Savoir s'il y a une expérience à tenter est déjà quelque chose d'important. Dans son article concernant les hypothèses complotistes, Marie-Lou insiste sur un fait important : un énoncé, pour être recevable, doit admettre la réfutation (on le dit donc « réfutable », ou bien « falsifiable » au sens de Popper. J'ai tendance à préférer le premier mot, afin d'éviter les ambiguïtés possibles).
Si l'auteur du propos n'admet rien qui puisse venir réfuter son hypothèse, c'est que celle-ci n'est pas constructive : pour savoir si un raisonnement logique peut, ou ne peut pas, correspondre à la réalité, il faut qu'il contienne un élément vérifiable.
L'exemple classique à ce sujet est le raisonnement cyclique du type « toute action est égoïste », qui pose qu'une action altruiste vise avant tout à faire plaisir à la personne qui l'effectue. Par principe, ce raisonnement n'admet pas de réfutation possible (toute action proposée sera systématiquement réinterprétée comme étant égoïste), ce qui fait qu'il n'y a aucun moyen de vérifier sa validité.
Et chaque détail, même s'il semble négligeable, est important, car il participe, avec une myriade d'autres détails, à la situation globale.
Le forum Ubuntu-fr contient un sujet traitant du sexisme, dans lequel quelques unes des personnes que je cite de temps à autres dans ce blog interviennent. On y relève notamment un certain nombre de points qui ont l'air, au premier abord, anodins, et qui pourtant contribuent à rentre notre société sexiste.

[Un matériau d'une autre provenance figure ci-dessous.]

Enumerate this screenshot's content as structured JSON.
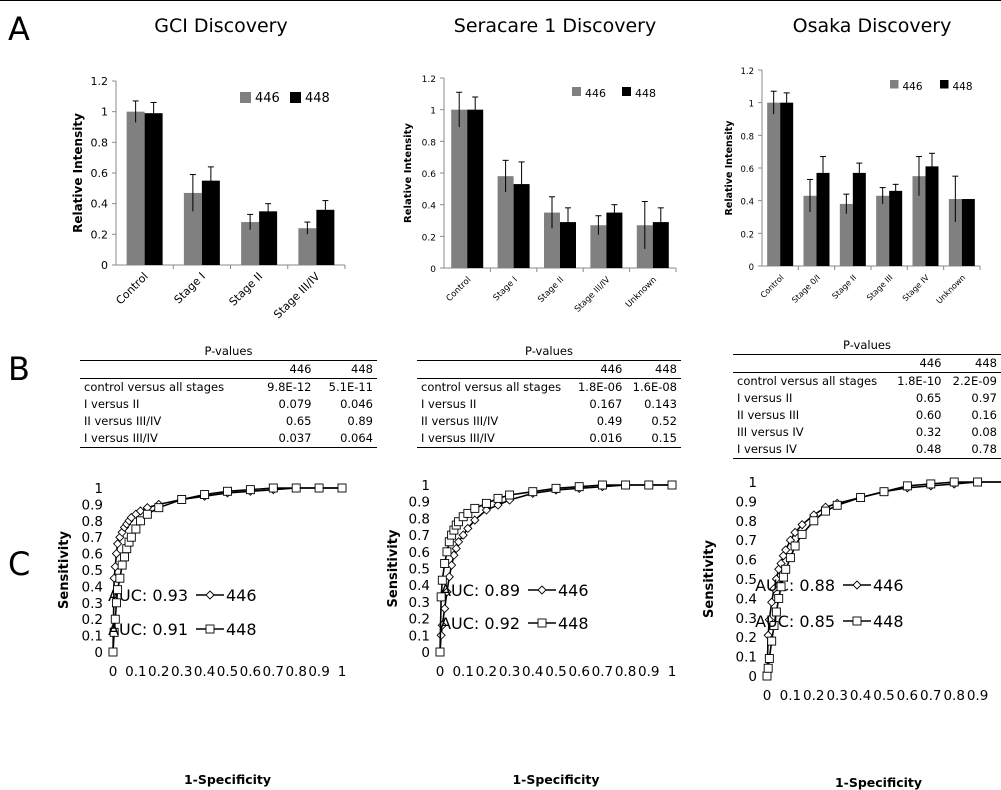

Citons, entre autres points : le fait que l'on habille, dès la maternité, les filles en rose et les garçons en bleu. Le fait que les personnages féminins, dans nombre de BDs, soient souvent (re)présentés comme nécessairement « sexy » (voyez The Hawkeye Initiative). Les publicités pour tout et n'importe quoi, dont notamment celle qui a motivé l'ouverture du sujet. Ou encore les compliments que l'on fait spontanément aux petites filles et aux petits garçons (lisez les quatre premiers messages de cette page).
Ce message de Biaise, arrivé entre temps, exprime mieux que je ne le pourrais certaines considérations de cet ordre. Je ne peux que vous encourager à le lire.
On ne peut pas passer sa vie à réfléchir à tout, bien sûr. Mais quand une personne nous pointe un détail qui lui semble important, alors il est important de prendre ce détail en compte et d'y réfléchir un moment, plutôt que de le rejeter d'entrée de jeu comme nécessairement insignifiant.
En tant qu'êtres pensants et intelligents, ce que nous nous plaisons à prétendre être, savoir prendre du recul par rapport à nos propres automatismes me semble une attitude nécessaire.
J'en ai discuté avec Grünt récemment, et il a soulevé un point auquel je n'avais pas encore fait attention ; une expression que l'on nous sert quelquefois lorsque nous avançons des réflexions qui vont au delà de ce à quoi les gens pensent habituellement : « tu réfléchis trop ».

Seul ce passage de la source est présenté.